Tic Tac Toe (noughts and crosses) is always such a nice example.
I was thinking about strategies and decided to implement a program that plays Tic Tac Toe according to John von Neumann’s minimax. This is a kind of meta-strategy that can be used for playing any game: Always chose the move that will minimize the maximum damage that your opponent can do to you.
The algorithm works recursively by looking for the move that will let an optimally playing opponent inflict the least damage. The opponent’s strategy is calculated by way of the same algorithm, and so on. This means that on the first move, the computer investigates the entire game tree – it considers every single possible Tic Tac Toe game and then choses randomly among the best (least dangerous) moves.
Have a go at http://www.half-real.net/tictactoe/
- Here’s a document with every single game of Tic Tac Toe. It gives the following numbers.
- 255,168 unique games of Tic Tac Toe to be played. Of these, 131,184 are won by the first player, 77,904 are won by the second player, and 46,080 are drawn.
- This supports the intuition that it is an advantage to begin the game.
- These numbers do not take similar board positions into account – rotating the board, mirroring it and so on. It does not matter which corner you place the first piece in, but this is not taken into account here.

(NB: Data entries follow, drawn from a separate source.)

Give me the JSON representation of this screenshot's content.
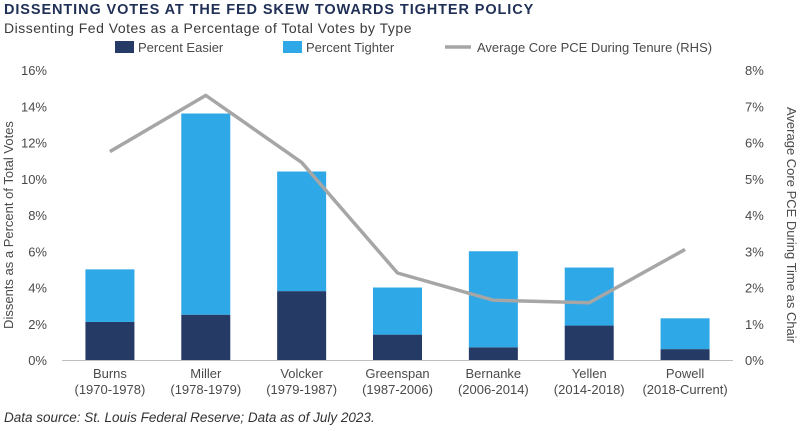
{
  "title": "DISSENTING VOTES AT THE FED SKEW TOWARDS TIGHTER POLICY",
  "subtitle": "Dissenting Fed Votes as a Percentage of Total Votes by Type",
  "source": "Data source: St. Louis Federal Reserve; Data as of July 2023.",
  "colors": {
    "easier": "#253a64",
    "tighter": "#2ea8e6",
    "pce": "#a6a6a6"
  },
  "chart_data": {
    "type": "bar",
    "stacked": true,
    "categories": [
      [
        "Burns",
        "(1970-1978)"
      ],
      [
        "Miller",
        "(1978-1979)"
      ],
      [
        "Volcker",
        "(1979-1987)"
      ],
      [
        "Greenspan",
        "(1987-2006)"
      ],
      [
        "Bernanke",
        "(2006-2014)"
      ],
      [
        "Yellen",
        "(2014-2018)"
      ],
      [
        "Powell",
        "(2018-Current)"
      ]
    ],
    "series": [
      {
        "name": "Percent Easier",
        "type": "bar",
        "axis": "left",
        "values": [
          2.1,
          2.5,
          3.8,
          1.4,
          0.7,
          1.9,
          0.6
        ]
      },
      {
        "name": "Percent Tighter",
        "type": "bar",
        "axis": "left",
        "values": [
          2.9,
          11.1,
          6.6,
          2.6,
          5.3,
          3.2,
          1.7
        ]
      },
      {
        "name": "Average Core PCE During Tenure (RHS)",
        "type": "line",
        "axis": "right",
        "values": [
          5.75,
          7.3,
          5.45,
          2.4,
          1.65,
          1.58,
          3.05
        ]
      }
    ],
    "ylabel": "Dissents as a Percent of Total Votes",
    "ylabel_right": "Average Core PCE During Time as Chair",
    "ylim": [
      0,
      16
    ],
    "ylim_right": [
      0,
      8
    ],
    "yticks": [
      "0%",
      "2%",
      "4%",
      "6%",
      "8%",
      "10%",
      "12%",
      "14%",
      "16%"
    ],
    "yticks_right": [
      "0%",
      "1%",
      "2%",
      "3%",
      "4%",
      "5%",
      "6%",
      "7%",
      "8%"
    ],
    "legend_position": "top",
    "grid": false
  }
}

- If neither player makes a mistake, the game is drawn (but we knew that already).
- This is an exercise in examining the objective properties of a game. There are two interesting sides to this:
- 1) The objective properties of Tic Tac Toe really matter for our enjoyment of it: It is a boring game because there are so relatively few combinations.
- 2) On the other hand, humans clearly play the game in a different way than the computer. The computer’s playing style lets us make some observations about how humans play games.
- To the computer, the first move is the most complicated (takes around a second on my 2ghz machine). This is unlike human players who seldomly have any problem deciding what to do on the first move.
- The program assumes that the opponent does not make any mistakes. Humans do make mistakes, of course, so adding some amount of randomness in algorithm would probably make it a better player against human opponents.
- The number of possible unique games is larger than I would have guessed, but this indicates how we humans are very good at identifying patterns. Faced with the huge number of variations in a game like this, we simply identify some general properties of Tic Tac Toe: Beginning in the middle is a good thing; if your opponent begins in the middle, you must pick the corner; a good way of winning is to threaten two squares simultaneously.
- We think about games like this in fuzzy and chaotic ways – this gives us a lot of flexibility.
- It is the same fuzziness that leads us into making stupid mistakes.
- On some level, it is our fuzzy way of playing games that allows us to have fun. If we simply played with the unimaginative brute force strategy that the computer uses, it would definitely be work rather than play – and nobody would have any fun playing against us, for that matter.